三個人信馬由韁,南出內城,一徑向東,穿過幾條熱鬧的街道,拐進一條僻靜的巷子。此時,袁家闔府上下全知道了鴻飛封侯的大喜事,都歡天喜地的跑出府門口外迎接。
一個矮小精瘦的小廝爬在門前的大旗杆上,喊道:“看見了~看見了!老爺少爺,還有阿武哥一起回來了!”
幾個嬤嬤見狀,上前連夠帶拽把他趕下來,一面罵:“猴崽子!有人養沒人教的!這麽大個子也不懂規矩!”一面胡亂往他身上擰了幾下,引得眾人不住發笑。
又有小廝舉著一枝香奔去點那掛在竹竿上的大紅鞭炮,一時間“劈劈啪啪”,淡青色的煙擠滿巷道,眾人都捂住耳朵。待塵埃落定,三匹馬已到切近。
大管家袁孝長忙領眾小廝們跑上前去,
牽馬的牽馬,墜鐙的墜鐙。管家將鴻飛扶下馬來,小廝們又是接盔的接盔,抱劍的抱劍,真是眾星捧月一般。 立在階上的女人們也不閑著,商量好似的,齊刷刷地衝鴻飛喊:“恭賀老爺晉封南安侯!”喊罷了笑成一團。
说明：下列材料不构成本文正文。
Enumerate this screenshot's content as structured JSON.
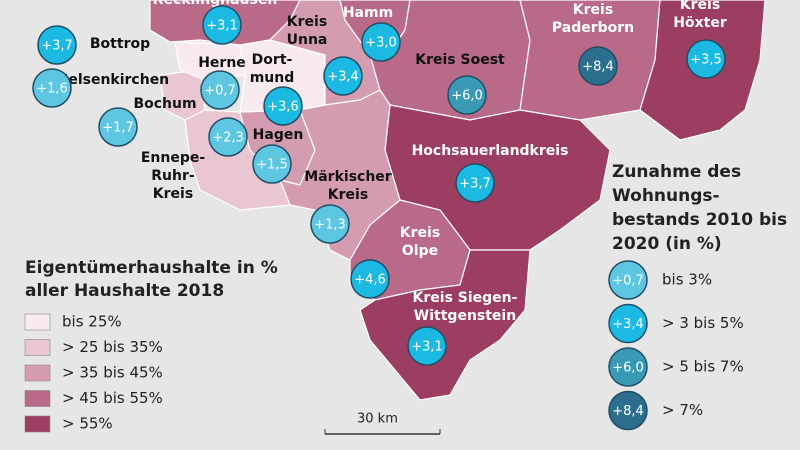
{
  "map": {
    "regions": [
      {
        "label": [
          "Recklinghausen"
        ],
        "share_class": 3,
        "change": "+3,1",
        "change_class": 1
      },
      {
        "label": [
          "Bottrop"
        ],
        "change": "+3,7",
        "change_class": 1
      },
      {
        "label": [
          "Gelsenkirchen"
        ],
        "change": "+1,6",
        "change_class": 0
      },
      {
        "label": [
          "Bochum"
        ],
        "share_class": 1,
        "change": "+1,7",
        "change_class": 0
      },
      {
        "label": [
          "Herne"
        ],
        "share_class": 0,
        "change": "+0,7",
        "change_class": 0
      },
      {
        "label": [
          "Ennepe-",
          "Ruhr-",
          "Kreis"
        ],
        "share_class": 1,
        "change": "+2,3",
        "change_class": 0
      },
      {
        "label": [
          "Hagen"
        ],
        "share_class": 2,
        "change": "+1,5",
        "change_class": 0
      },
      {
        "label": [
          "Dort-",
          "mund"
        ],
        "share_class": 0,
        "change": "+3,6",
        "change_class": 1
      },
      {
        "label": [
          "Kreis",
          "Unna"
        ],
        "share_class": 2,
        "change": "+3,4",
        "change_class": 1
      },
      {
        "label": [
          "Hamm"
        ],
        "share_class": 3,
        "change": "+3,0",
        "change_class": 1
      },
      {
        "label": [
          "Kreis Soest"
        ],
        "share_class": 3,
        "change": "+6,0",
        "change_class": 2
      },
      {
        "label": [
          "Kreis",
          "Paderborn"
        ],
        "share_class": 3,
        "change": "+8,4",
        "change_class": 3
      },
      {
        "label": [
          "Kreis",
          "Höxter"
        ],
        "share_class": 4,
        "change": "+3,5",
        "change_class": 1
      },
      {
        "label": [
          "Hochsauerlandkreis"
        ],
        "share_class": 4,
        "change": "+3,7",
        "change_class": 1
      },
      {
        "label": [
          "Märkischer",
          "Kreis"
        ],
        "share_class": 2,
        "change": "+1,3",
        "change_class": 0
      },
      {
        "label": [
          "Kreis",
          "Olpe"
        ],
        "share_class": 3,
        "change": "+4,6",
        "change_class": 1
      },
      {
        "label": [
          "Kreis Siegen-",
          "Wittgenstein"
        ],
        "share_class": 4,
        "change": "+3,1",
        "change_class": 1
      }
    ],
    "legend_share": {
      "title": [
        "Eigentümerhaushalte in %",
        "aller Haushalte 2018"
      ],
      "items": [
        {
          "label": "bis 25%",
          "color": "#f8eaef"
        },
        {
          "label": "> 25 bis 35%",
          "color": "#eac6d2"
        },
        {
          "label": "> 35 bis 45%",
          "color": "#d59bb0"
        },
        {
          "label": "> 45 bis 55%",
          "color": "#b86a88"
        },
        {
          "label": "> 55%",
          "color": "#9c3e61"
        }
      ]
    },
    "legend_change": {
      "title": [
        "Zunahme des",
        "Wohnungs-",
        "bestands 2010 bis",
        "2020 (in %)"
      ],
      "items": [
        {
          "sample": "+0,7",
          "label": "bis 3%",
          "color": "#5fc6e2"
        },
        {
          "sample": "+3,4",
          "label": "> 3 bis 5%",
          "color": "#1cb9e3"
        },
        {
          "sample": "+6,0",
          "label": "> 5 bis 7%",
          "color": "#3a9ab6"
        },
        {
          "sample": "+8,4",
          "label": "> 7%",
          "color": "#2b6e8e"
        }
      ]
    },
    "scale": "30 km"
  }
}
此時,丫鬟擁著天怡來到鴻飛跟前,下拜道:“爹,女兒給您施禮了。”她不敢抬頭,眼眶裡忍著淚。
那天晚上,袁府內外燈火通明,慶祝老爺的南征凱旋,連看門的老人也賞了素日難得吃到的酒飯。大夥的臉上都洋溢喜氣,在他們心裡,只要袁大帥平平安安,整個天下也就平平安安了。
就在女人們從廚房將一碟碟佳肴傳上飯廳之時,內城中,無數身著五彩飛魚服的錦衣衛正在夜幕下集結。
這天晚上,李無極被抄了家。而後不久孫玄通升任首輔,魏王為東京府尹。
這年秋天,李無極斬首東市,李家百余口流放沙州,那裡是皇國的西北邊境,再往西就是渺無人煙的沙漠了。
這年冬天冷的邪乎,汴河的冰結了幾丈厚,許多老弱的乞丐都凍死了。
李無極的侄子,荊州大都督李蕩然起兵造反,並在幾個月內控制了江陵與襄陽,整個江漢頓時陷入岌岌可危之中。
至尊接到奏報,本要親征,只是盛怒之下老病複發,在龍床上歇了一個月才見好。虧得有孫玄通、錢好古、魏琰等一班能臣謀劃運籌,才穩住了乾坤。
袁鴻飛再度奉旨南征,直到第二年冬天回到京城。